Ik beluister bij wethouders en gedeputeerden dat het overleg over
regionale programma’s, de zogenaamde gebiedsagenda’s, is uitgelopen
op een babbelbox waarbij telkens weer ongeveer dezelfde dikke
notities werden geagendeerd. De agenda’s zijn ontkoppeld van de
beschikbare overheidsbudgetten en dan krijg je snel een soort Sinterklaasplanning.
Bestuurders tanken zoveel mogelijk projecten in de
agenda’s. ‘Je weet maar nooit of er toch weer een subsidiepotje komt’,
zoals een wethouder mij toevertrouwde. Het ontbreken van de disciplinerende
werking van beperkt beschikbare overheidsbudgetten,
zagen we ook bij de Structuurvisie Randstad 2040.
Bijna alle betrokkenen knuffelen het advies van de Commissie Elverding
over de besluitvorming over de planning van nieuwe infrastructuur
zowat dood. Het lijkt wel een nieuwe religie; je bent ‘in
Elverding’ of niet. De Commissie Elverding heeft met zijn analyses
en adviezen denken en handelen over de aanleg van infra inderdaad
forse stappen vooruit geholpen. Zwak punt is de processtap om - na
een brede maatschappelijke discussie - de voorkeursvariant helemaal
vast te klikken. Voor redelijk eenvoudige projecten lukt dat, voor complexere
opgaven vertelt een leerstuk van de gebiedsontwikkeling ons
dat het plan bij verdere concretisering ‘blijft bewegen’. Dat wegredeneren
maakt de wereld overzichtelijker, maar het is onrealistisch.

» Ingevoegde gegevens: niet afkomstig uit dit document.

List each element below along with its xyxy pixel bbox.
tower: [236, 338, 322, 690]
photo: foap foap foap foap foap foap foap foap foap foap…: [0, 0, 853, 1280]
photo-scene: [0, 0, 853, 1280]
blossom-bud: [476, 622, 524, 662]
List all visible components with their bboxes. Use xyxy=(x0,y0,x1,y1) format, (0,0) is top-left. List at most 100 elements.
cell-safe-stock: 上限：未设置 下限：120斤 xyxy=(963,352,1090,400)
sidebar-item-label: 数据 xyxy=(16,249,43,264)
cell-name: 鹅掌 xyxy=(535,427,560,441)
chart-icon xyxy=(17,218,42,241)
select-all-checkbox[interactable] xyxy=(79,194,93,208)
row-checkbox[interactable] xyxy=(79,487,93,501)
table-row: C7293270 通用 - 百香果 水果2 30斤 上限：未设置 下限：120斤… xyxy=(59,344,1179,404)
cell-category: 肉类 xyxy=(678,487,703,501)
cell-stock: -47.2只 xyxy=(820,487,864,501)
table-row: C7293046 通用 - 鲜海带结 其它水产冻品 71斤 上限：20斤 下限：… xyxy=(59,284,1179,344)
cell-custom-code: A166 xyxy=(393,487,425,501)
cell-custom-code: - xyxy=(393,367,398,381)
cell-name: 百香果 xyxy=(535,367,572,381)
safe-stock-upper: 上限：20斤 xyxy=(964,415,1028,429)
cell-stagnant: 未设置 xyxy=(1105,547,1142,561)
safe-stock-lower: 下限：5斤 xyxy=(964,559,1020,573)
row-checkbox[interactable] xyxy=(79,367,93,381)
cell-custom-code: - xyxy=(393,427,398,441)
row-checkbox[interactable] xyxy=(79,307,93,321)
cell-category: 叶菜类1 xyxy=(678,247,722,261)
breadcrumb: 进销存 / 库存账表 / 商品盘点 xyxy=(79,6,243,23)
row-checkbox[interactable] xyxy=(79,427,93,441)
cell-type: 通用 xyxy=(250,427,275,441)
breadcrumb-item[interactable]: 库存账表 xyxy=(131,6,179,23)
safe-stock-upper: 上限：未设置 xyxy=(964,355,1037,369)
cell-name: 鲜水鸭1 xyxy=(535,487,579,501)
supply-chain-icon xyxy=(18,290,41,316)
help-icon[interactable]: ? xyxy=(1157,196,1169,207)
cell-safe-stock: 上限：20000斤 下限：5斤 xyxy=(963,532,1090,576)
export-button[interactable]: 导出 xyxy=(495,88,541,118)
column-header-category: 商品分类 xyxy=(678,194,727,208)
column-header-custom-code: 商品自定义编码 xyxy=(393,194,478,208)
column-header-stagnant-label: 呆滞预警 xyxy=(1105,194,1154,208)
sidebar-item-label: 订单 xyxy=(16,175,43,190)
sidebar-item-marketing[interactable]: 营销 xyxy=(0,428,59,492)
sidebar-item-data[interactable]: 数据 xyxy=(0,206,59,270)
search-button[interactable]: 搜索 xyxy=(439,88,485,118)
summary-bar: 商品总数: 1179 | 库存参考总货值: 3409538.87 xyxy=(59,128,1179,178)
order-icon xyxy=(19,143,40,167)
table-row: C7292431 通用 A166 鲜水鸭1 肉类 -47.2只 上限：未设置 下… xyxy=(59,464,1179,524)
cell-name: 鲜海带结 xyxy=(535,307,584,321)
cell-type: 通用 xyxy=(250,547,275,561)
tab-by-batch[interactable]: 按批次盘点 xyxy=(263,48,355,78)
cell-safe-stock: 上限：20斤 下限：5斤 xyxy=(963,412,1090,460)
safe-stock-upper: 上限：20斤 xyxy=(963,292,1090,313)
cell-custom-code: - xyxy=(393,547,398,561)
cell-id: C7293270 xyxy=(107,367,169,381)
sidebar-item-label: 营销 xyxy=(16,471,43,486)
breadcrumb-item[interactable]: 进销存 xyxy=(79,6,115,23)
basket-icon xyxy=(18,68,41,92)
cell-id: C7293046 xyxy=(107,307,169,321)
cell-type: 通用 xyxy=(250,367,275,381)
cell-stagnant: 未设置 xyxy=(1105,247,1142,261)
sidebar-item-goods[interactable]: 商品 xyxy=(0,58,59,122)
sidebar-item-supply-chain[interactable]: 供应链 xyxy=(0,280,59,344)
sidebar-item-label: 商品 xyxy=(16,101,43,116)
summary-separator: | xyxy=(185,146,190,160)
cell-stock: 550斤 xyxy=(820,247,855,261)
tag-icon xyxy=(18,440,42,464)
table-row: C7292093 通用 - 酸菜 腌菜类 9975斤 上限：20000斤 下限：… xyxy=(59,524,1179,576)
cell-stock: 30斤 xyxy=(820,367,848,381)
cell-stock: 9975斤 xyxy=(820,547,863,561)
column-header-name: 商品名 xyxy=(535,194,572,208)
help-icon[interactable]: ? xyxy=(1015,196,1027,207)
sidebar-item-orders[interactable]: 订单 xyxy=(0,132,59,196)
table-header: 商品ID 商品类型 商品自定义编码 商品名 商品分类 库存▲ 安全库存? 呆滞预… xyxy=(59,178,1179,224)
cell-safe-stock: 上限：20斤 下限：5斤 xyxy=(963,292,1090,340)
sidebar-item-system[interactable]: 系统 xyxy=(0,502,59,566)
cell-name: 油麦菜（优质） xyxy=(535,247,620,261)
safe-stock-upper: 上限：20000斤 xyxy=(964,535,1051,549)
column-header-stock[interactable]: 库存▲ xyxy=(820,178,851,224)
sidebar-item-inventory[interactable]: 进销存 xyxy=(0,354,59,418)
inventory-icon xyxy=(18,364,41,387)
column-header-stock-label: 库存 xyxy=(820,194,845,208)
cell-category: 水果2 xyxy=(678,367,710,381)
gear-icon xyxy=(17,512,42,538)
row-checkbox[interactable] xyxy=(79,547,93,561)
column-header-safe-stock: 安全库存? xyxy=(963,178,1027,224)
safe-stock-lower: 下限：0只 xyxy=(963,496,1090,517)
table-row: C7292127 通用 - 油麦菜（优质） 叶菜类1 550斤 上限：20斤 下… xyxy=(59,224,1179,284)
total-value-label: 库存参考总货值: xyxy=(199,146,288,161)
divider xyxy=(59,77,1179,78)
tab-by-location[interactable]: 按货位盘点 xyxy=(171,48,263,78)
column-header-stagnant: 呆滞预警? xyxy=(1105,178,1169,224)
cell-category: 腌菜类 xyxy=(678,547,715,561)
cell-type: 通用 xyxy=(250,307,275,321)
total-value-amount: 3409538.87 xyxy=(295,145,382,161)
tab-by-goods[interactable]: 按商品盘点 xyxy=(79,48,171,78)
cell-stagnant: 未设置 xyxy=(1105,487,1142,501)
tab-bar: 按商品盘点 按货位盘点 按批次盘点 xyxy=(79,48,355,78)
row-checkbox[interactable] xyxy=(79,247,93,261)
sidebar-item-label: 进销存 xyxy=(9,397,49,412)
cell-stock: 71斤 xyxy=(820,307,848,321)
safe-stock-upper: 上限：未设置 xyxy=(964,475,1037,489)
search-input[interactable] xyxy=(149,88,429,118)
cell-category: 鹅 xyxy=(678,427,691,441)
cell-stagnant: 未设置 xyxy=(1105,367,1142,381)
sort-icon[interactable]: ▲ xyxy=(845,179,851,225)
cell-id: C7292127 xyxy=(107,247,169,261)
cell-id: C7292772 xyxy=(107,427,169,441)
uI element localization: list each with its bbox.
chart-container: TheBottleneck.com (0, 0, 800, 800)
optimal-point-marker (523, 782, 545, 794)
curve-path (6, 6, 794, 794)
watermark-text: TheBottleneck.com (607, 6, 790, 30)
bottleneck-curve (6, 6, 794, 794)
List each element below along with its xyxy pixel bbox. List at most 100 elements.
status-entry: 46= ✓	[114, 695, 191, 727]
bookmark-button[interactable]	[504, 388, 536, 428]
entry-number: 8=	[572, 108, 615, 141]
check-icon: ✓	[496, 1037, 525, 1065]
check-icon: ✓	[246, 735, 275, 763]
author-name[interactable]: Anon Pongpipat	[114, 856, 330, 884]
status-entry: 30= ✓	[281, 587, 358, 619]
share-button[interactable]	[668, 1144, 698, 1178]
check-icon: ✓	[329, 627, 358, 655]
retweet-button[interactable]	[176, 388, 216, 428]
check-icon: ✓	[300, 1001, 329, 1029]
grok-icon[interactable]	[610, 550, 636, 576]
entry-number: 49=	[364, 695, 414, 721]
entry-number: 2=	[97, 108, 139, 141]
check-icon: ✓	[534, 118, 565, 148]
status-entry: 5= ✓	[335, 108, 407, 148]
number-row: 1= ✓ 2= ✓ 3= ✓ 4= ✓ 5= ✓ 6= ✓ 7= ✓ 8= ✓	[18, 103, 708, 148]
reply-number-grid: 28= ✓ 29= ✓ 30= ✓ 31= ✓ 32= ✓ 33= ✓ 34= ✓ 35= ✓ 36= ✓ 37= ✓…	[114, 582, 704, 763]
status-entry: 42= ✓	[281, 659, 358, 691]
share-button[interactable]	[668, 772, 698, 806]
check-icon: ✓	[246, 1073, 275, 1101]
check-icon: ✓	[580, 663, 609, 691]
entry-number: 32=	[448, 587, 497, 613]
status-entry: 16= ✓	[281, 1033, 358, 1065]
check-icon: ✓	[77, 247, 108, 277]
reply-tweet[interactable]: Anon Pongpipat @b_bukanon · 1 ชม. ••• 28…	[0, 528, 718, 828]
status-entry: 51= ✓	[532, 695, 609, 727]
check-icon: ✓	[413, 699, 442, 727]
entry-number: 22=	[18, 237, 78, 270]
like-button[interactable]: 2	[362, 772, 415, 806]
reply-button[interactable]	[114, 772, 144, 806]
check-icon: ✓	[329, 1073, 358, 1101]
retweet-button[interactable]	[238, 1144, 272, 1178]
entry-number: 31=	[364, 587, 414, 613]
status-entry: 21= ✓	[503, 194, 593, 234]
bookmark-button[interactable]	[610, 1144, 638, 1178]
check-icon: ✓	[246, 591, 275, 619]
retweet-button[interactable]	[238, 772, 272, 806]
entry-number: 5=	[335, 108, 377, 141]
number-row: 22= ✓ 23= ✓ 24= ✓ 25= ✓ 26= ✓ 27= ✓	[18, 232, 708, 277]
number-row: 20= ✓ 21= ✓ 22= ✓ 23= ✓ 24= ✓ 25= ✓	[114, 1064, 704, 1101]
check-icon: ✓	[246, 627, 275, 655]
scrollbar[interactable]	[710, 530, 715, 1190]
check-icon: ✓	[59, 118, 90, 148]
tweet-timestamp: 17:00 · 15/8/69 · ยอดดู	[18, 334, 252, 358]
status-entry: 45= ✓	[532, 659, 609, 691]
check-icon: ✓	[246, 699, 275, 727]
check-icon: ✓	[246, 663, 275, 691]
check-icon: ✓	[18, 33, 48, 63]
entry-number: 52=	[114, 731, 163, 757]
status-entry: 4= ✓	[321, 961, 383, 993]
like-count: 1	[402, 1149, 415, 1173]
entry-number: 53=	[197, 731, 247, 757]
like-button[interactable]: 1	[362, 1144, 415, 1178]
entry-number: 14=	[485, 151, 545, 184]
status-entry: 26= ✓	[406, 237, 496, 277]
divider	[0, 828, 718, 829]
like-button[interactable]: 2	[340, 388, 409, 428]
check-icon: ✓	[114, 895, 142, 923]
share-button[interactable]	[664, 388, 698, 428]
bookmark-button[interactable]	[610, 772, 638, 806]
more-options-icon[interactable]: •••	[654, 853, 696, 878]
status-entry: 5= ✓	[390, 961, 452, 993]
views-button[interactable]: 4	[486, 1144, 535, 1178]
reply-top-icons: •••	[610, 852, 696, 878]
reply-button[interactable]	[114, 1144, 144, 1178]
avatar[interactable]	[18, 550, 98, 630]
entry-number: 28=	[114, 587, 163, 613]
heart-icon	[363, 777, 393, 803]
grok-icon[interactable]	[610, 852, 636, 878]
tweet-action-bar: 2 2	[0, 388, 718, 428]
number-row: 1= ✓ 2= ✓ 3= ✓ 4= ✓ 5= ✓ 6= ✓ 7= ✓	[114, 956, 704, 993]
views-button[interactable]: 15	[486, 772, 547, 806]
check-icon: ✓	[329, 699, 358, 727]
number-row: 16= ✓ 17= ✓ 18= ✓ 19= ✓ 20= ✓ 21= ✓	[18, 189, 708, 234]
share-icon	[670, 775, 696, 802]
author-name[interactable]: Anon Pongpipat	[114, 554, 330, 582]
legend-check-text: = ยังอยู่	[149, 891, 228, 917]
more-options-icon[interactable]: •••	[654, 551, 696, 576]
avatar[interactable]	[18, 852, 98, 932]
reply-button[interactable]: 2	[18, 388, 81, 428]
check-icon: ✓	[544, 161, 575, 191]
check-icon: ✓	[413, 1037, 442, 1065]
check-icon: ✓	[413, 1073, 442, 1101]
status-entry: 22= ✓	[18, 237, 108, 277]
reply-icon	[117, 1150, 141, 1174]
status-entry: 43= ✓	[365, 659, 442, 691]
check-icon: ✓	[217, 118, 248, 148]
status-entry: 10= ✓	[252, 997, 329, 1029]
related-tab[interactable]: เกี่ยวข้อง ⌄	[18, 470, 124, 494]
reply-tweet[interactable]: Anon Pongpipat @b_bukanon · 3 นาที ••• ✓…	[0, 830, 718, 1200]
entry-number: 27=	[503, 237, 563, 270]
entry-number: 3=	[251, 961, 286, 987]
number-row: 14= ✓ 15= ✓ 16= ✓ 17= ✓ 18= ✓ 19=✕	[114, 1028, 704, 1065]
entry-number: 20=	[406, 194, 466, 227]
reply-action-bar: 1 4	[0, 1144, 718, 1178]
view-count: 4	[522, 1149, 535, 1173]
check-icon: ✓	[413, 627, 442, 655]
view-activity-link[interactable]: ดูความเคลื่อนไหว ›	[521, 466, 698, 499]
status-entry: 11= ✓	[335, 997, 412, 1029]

Het tijdig betrekken van marktpartijen is een lastigheid apart. Als
voorbeeld neem ik het Zuid-Hollandse Stedenbaanconcept, gestart
in 2002. Dit programma wil intensive ruimtelijke ontwikkeling rond
(potentiële) stations combineren met metro-achtig gebruik van het
spoor. De inzet op transit-oriented development kunnen wij kenschetsen
als een inhoudelijk en procesmatig kunststukje, althans
voor Nederlandse begrippen. Dat is onder meer te danken aan het feit
dat de beste burgemeester van Nederland de kar trok, Ronald Bandell
van Dordrecht (hij nam onlangs afscheid). Alleen is men met het
ingewikkelde interbestuurlijke proces, met ook NS en Prorail erbij,
vergeten marktpartijen er in voldoende mate bij te betrekken. En dat
blijkt nu een wezenlijk manco bij de realiseren van deelprojecten.
Op projectniveau neem ik een voorbeeld uit een andere regio: het onder
grond leggen van de A2-traverse in Maastricht. De overheid heeft
hiervoor een Europese aanbestedingsprocedure opgezet: de concurrentiegerichte
dialoog, een variant die de laatste tijd nogal in de mode
is. Het heeft de partijen die tot het eind hebben meegedaan per partij
wel € 10 mln netto gekost, aldus Gerard van de Aast, bestuurvoorzitter
van Volker Wessels. De gemeente is happy met het uiteindelijk
gekozen plan en het proces, maar dit is natuurlijk niet vol te houden
voor de markt.
Conclusie: De initiatieven om infra en gebiedsontwikkeling effectief
te vervlechten, met optimale inzet van de markt, zijn op zich bemoedigend.
Maar, zoals vaker, gaat het fout als de uitwerking, met zicht
op praktijk, in beeld komt. Dit kan en moet beter!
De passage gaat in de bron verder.